Guest Daniel R, Carney Laurel H
Department of Biomedical Engineering, University of Rochester, Rochester, New York 14627, USA.
Department of Neuroscience, University of Rochester, Rochester, New York 14627, USA.
J Acoust Soc Am. 2024 Dec 1;156(6):3954-3957. doi: 10.1121/10.0034457.

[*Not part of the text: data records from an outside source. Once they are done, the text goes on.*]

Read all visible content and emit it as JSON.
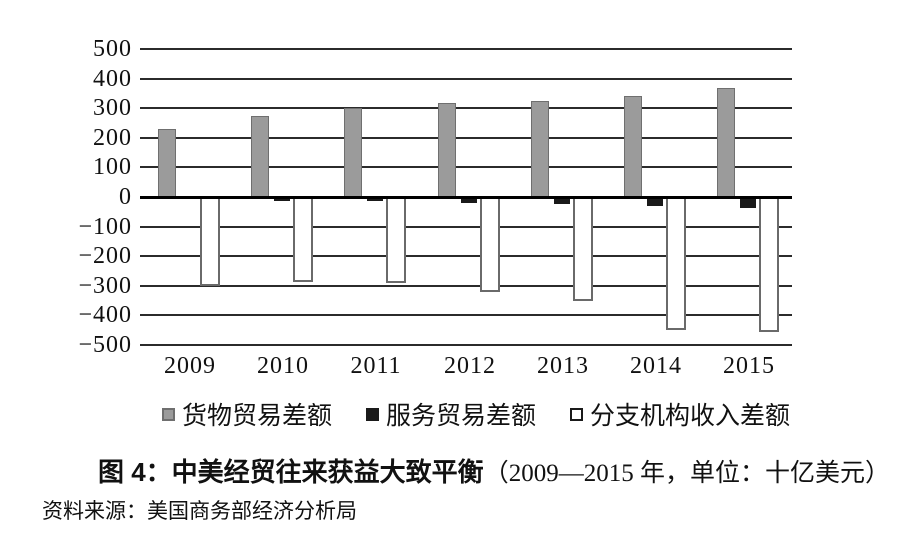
{
  "figure": {
    "caption_bold": "图 4：中美经贸往来获益大致平衡",
    "caption_note": "（2009—2015 年，单位：十亿美元）",
    "source": "资料来源：美国商务部经济分析局"
  },
  "chart_data": {
    "type": "bar",
    "title": "图 4：中美经贸往来获益大致平衡（2009—2015 年，单位：十亿美元）",
    "categories": [
      "2009",
      "2010",
      "2011",
      "2012",
      "2013",
      "2014",
      "2015"
    ],
    "series": [
      {
        "name": "货物贸易差额",
        "style": "gray",
        "values": [
          230,
          275,
          300,
          318,
          323,
          342,
          368
        ]
      },
      {
        "name": "服务贸易差额",
        "style": "black",
        "values": [
          -8,
          -13,
          -15,
          -20,
          -25,
          -32,
          -38
        ]
      },
      {
        "name": "分支机构收入差额",
        "style": "white",
        "values": [
          -300,
          -287,
          -290,
          -321,
          -350,
          -450,
          -455
        ]
      }
    ],
    "ylim": [
      -500,
      500
    ],
    "yticks": [
      500,
      400,
      300,
      200,
      100,
      0,
      -100,
      -200,
      -300,
      -400,
      -500
    ],
    "grid": true,
    "legend_position": "bottom",
    "unit": "十亿美元"
  },
  "colors": {
    "bar_gray": "#9b9b9b",
    "bar_gray_border": "#6f6f6f",
    "bar_black": "#1a1a1a",
    "bar_white_border": "#6a6a6a",
    "grid": "#2b2b2b",
    "axis": "#000000"
  }
}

Power-law adaptation is a form of neural adaptation that has been recently implemented in a popular model of the mammalian auditory nerve to explain responses to modulated sound and adaptation over long time scales. However, the high computational cost of power-law adaptation, especially for longer simulations, means it must be approximated to be practically usable. Here, a straightforward scheme to approximate power-law adaptation is presented, demonstrating that the approximation improves on an existing approximation provided in the literature. Code that implements the new approximation is provided.
幂律适应是一种神经适应形式,最近已在哺乳动物听觉神经的一种流行模型中得以实现,用于解释对调制声音的响应以及长时间尺度上的适应情况。然而,幂律适应的高计算成本,尤其是对于较长时间的模拟,意味着必须对其进行近似处理才能实际应用。在此,提出了一种近似幂律适应的直接方案,证明该近似方法改进了文献中现有的一种近似方法。同时提供了实现新近似方法的代码。